November 3, 2011
Putting Millionaires Before Jobs
There’s nothing partisan about a road or a bridge or an airport; Democrats and Republicans have voted to spend billions on them for decades and long supported rebuilding plans in their own states. On Thursday, though, when President Obama’s plan to spend $60 billion on infrastructure repairs came up for a vote in the Senate, not a single Republican agreed to break the party’s filibuster.
That’s because the bill would pay for itself with a 0.7 percent surtax on people making more than $1 million. That would affect about 345,000 taxpayers, according to Citizens for Tax Justice, adding an average of $13,457 to their annual tax bills. Protecting that elite group — and hewing to their rigid antitax vows — was more important to Senate Republicans than the thousands of construction jobs the bill would have helped create, or the millions of people who would have used the rebuilt roads, bridges and airports.

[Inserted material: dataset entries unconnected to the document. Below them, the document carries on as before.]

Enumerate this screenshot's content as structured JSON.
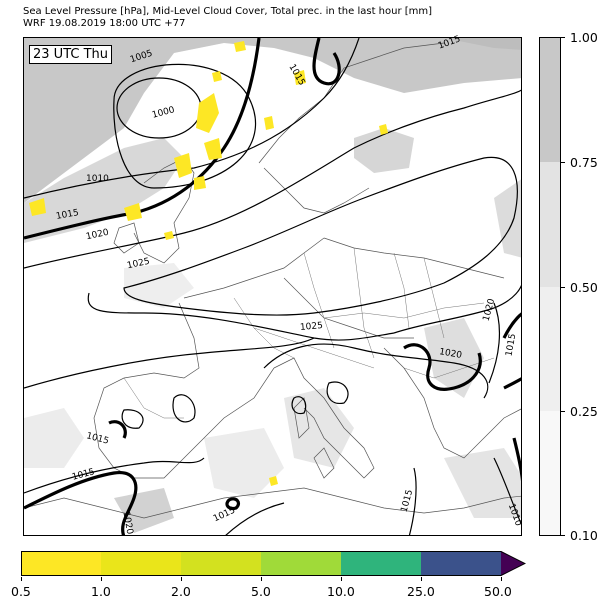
{
  "header": {
    "title_line1": "Sea Level Pressure [hPa], Mid-Level Cloud Cover, Total prec. in the last hour [mm]",
    "title_line2": "WRF 19.08.2019 18:00 UTC +77"
  },
  "map": {
    "time_label": "23 UTC Thu",
    "isobar_labels": [
      "1005",
      "1000",
      "1010",
      "1015",
      "1020",
      "1025",
      "1015",
      "1015",
      "1025",
      "1020",
      "1020",
      "1015",
      "1015",
      "1015",
      "1015",
      "1015",
      "1010",
      "1020"
    ]
  },
  "cloud_colorbar": {
    "ticks": [
      "1.00",
      "0.75",
      "0.50",
      "0.25",
      "0.10"
    ],
    "colors": [
      "#c8c8c8",
      "#e3e3e3",
      "#efefef",
      "#f8f8f8"
    ]
  },
  "precip_colorbar": {
    "ticks": [
      "0.5",
      "1.0",
      "2.0",
      "5.0",
      "10.0",
      "25.0",
      "50.0"
    ],
    "colors": [
      "#fde725",
      "#eae51a",
      "#d3e11f",
      "#a0da39",
      "#2fb47c",
      "#3b528b",
      "#440154"
    ]
  }
}
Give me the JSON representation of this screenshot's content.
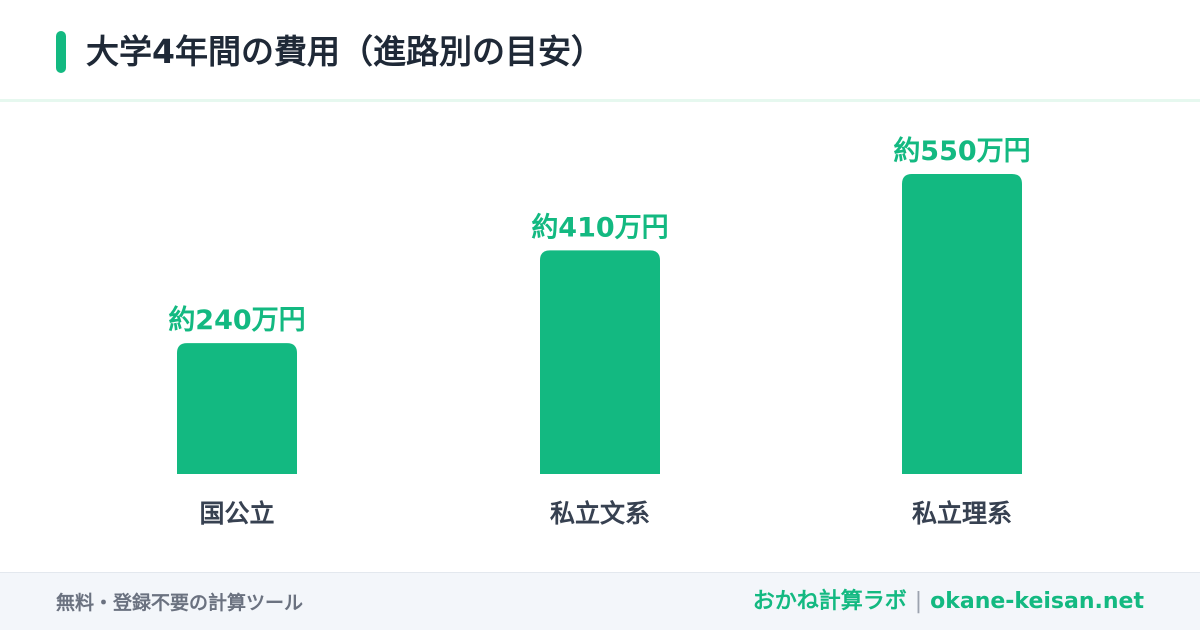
{
  "title": "大学4年間の費用（進路別の目安）",
  "colors": {
    "accent": "#13b981",
    "title_text": "#1f2937",
    "category_text": "#374151",
    "footer_bg": "#f3f6fa",
    "footer_text": "#6b7280"
  },
  "chart_data": {
    "type": "bar",
    "categories": [
      "国公立",
      "私立文系",
      "私立理系"
    ],
    "values": [
      240,
      410,
      550
    ],
    "data_labels": [
      "約240万円",
      "約410万円",
      "約550万円"
    ],
    "unit": "万円",
    "ylim": [
      0,
      550
    ],
    "grid": false,
    "legend": "none"
  },
  "footer": {
    "tagline": "無料・登録不要の計算ツール",
    "brand_name": "おかね計算ラボ",
    "separator": "|",
    "site": "okane-keisan.net"
  }
}
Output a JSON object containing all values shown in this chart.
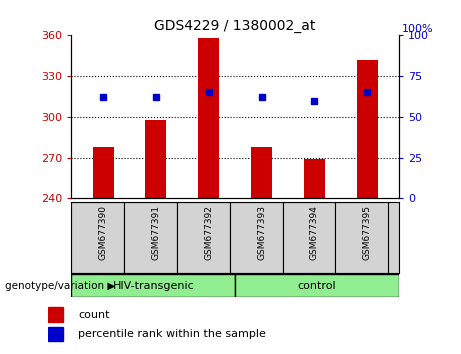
{
  "title": "GDS4229 / 1380002_at",
  "categories": [
    "GSM677390",
    "GSM677391",
    "GSM677392",
    "GSM677393",
    "GSM677394",
    "GSM677395"
  ],
  "bar_values": [
    278,
    298,
    358,
    278,
    269,
    342
  ],
  "percentile_values": [
    62,
    62,
    65,
    62,
    60,
    65
  ],
  "ylim_left": [
    240,
    360
  ],
  "ylim_right": [
    0,
    100
  ],
  "yticks_left": [
    240,
    270,
    300,
    330,
    360
  ],
  "yticks_right": [
    0,
    25,
    50,
    75,
    100
  ],
  "grid_values": [
    270,
    300,
    330
  ],
  "bar_color": "#cc0000",
  "dot_color": "#0000cc",
  "bar_bottom": 240,
  "group1_label": "HIV-transgenic",
  "group2_label": "control",
  "group1_color": "#90ee90",
  "group2_color": "#90ee90",
  "legend_count_label": "count",
  "legend_percentile_label": "percentile rank within the sample",
  "xlabel_group": "genotype/variation",
  "tick_label_color_left": "#cc0000",
  "tick_label_color_right": "#0000cc",
  "background_color": "#ffffff",
  "plot_bg_color": "#ffffff",
  "xlabel_area_color": "#d3d3d3",
  "title_fontsize": 10,
  "tick_fontsize": 8,
  "bar_width": 0.4
}
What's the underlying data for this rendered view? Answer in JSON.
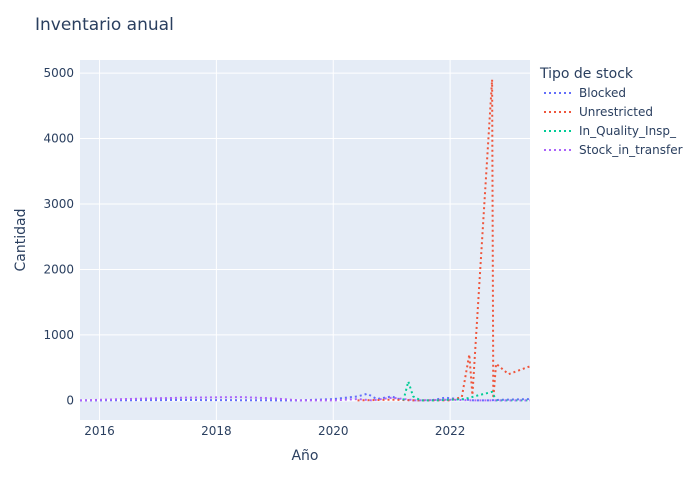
{
  "chart_data": {
    "type": "line",
    "title": "Inventario anual",
    "xlabel": "Año",
    "ylabel": "Cantidad",
    "xlim": [
      "2015-09-01",
      "2023-05-15"
    ],
    "ylim": [
      -300,
      5200
    ],
    "x_ticks": [
      "2016",
      "2018",
      "2020",
      "2022"
    ],
    "y_ticks": [
      "0",
      "1000",
      "2000",
      "3000",
      "4000",
      "5000"
    ],
    "grid": true,
    "line_style": "dotted",
    "legend": {
      "title": "Tipo de stock",
      "position": "right"
    },
    "series": [
      {
        "name": "Blocked",
        "color": "#636efa",
        "points": [
          [
            "2015-09-01",
            0
          ],
          [
            "2017-06-01",
            5
          ],
          [
            "2019-06-01",
            0
          ],
          [
            "2020-01-01",
            20
          ],
          [
            "2020-06-01",
            60
          ],
          [
            "2020-08-01",
            100
          ],
          [
            "2020-10-01",
            20
          ],
          [
            "2021-01-01",
            60
          ],
          [
            "2021-02-15",
            20
          ],
          [
            "2021-05-01",
            0
          ],
          [
            "2021-09-01",
            0
          ],
          [
            "2021-12-01",
            40
          ],
          [
            "2022-03-01",
            20
          ],
          [
            "2022-06-01",
            0
          ],
          [
            "2022-09-01",
            0
          ],
          [
            "2022-12-01",
            10
          ],
          [
            "2023-05-15",
            20
          ]
        ]
      },
      {
        "name": "Unrestricted",
        "color": "#ef553b",
        "points": [
          [
            "2020-06-01",
            0
          ],
          [
            "2021-01-01",
            10
          ],
          [
            "2021-06-01",
            0
          ],
          [
            "2022-01-01",
            0
          ],
          [
            "2022-03-15",
            50
          ],
          [
            "2022-05-01",
            700
          ],
          [
            "2022-05-20",
            80
          ],
          [
            "2022-09-20",
            4900
          ],
          [
            "2022-09-28",
            30
          ],
          [
            "2022-10-15",
            560
          ],
          [
            "2023-01-01",
            400
          ],
          [
            "2023-05-15",
            520
          ]
        ]
      },
      {
        "name": "In_Quality_Insp_",
        "color": "#00cc96",
        "points": [
          [
            "2021-03-15",
            0
          ],
          [
            "2021-04-15",
            290
          ],
          [
            "2021-05-15",
            60
          ],
          [
            "2021-07-01",
            0
          ],
          [
            "2021-10-01",
            0
          ],
          [
            "2022-04-01",
            20
          ],
          [
            "2022-07-01",
            80
          ],
          [
            "2022-09-20",
            130
          ],
          [
            "2022-10-15",
            0
          ],
          [
            "2023-05-15",
            0
          ]
        ]
      },
      {
        "name": "Stock_in_transfer",
        "color": "#ab63fa",
        "points": [
          [
            "2015-09-01",
            0
          ],
          [
            "2016-06-01",
            20
          ],
          [
            "2017-06-01",
            40
          ],
          [
            "2018-06-01",
            50
          ],
          [
            "2019-01-01",
            30
          ],
          [
            "2019-06-01",
            0
          ],
          [
            "2020-01-01",
            0
          ],
          [
            "2020-06-01",
            20
          ],
          [
            "2020-09-01",
            0
          ],
          [
            "2021-01-01",
            40
          ],
          [
            "2021-06-01",
            0
          ],
          [
            "2022-01-01",
            10
          ],
          [
            "2022-06-01",
            0
          ],
          [
            "2023-05-15",
            0
          ]
        ]
      }
    ]
  }
}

Senate Republicans filibustered the president’s full jobs act last month for the same reasons. And they have vowed to block the individual pieces of that bill that Democrats are now bringing to the floor. Senate Democrats have also accused them of opposing any good idea that might put people back to work and rev the economy a bit before next year’s presidential election.
There is no question that the infrastructure bill would be good for the flagging economy — and good for the country’s future development. It would directly spend $50 billion on roads, bridges, airports and mass transit systems, and it would then provide another $10 billion to an infrastructure bank to encourage private-sector investment in big public works projects.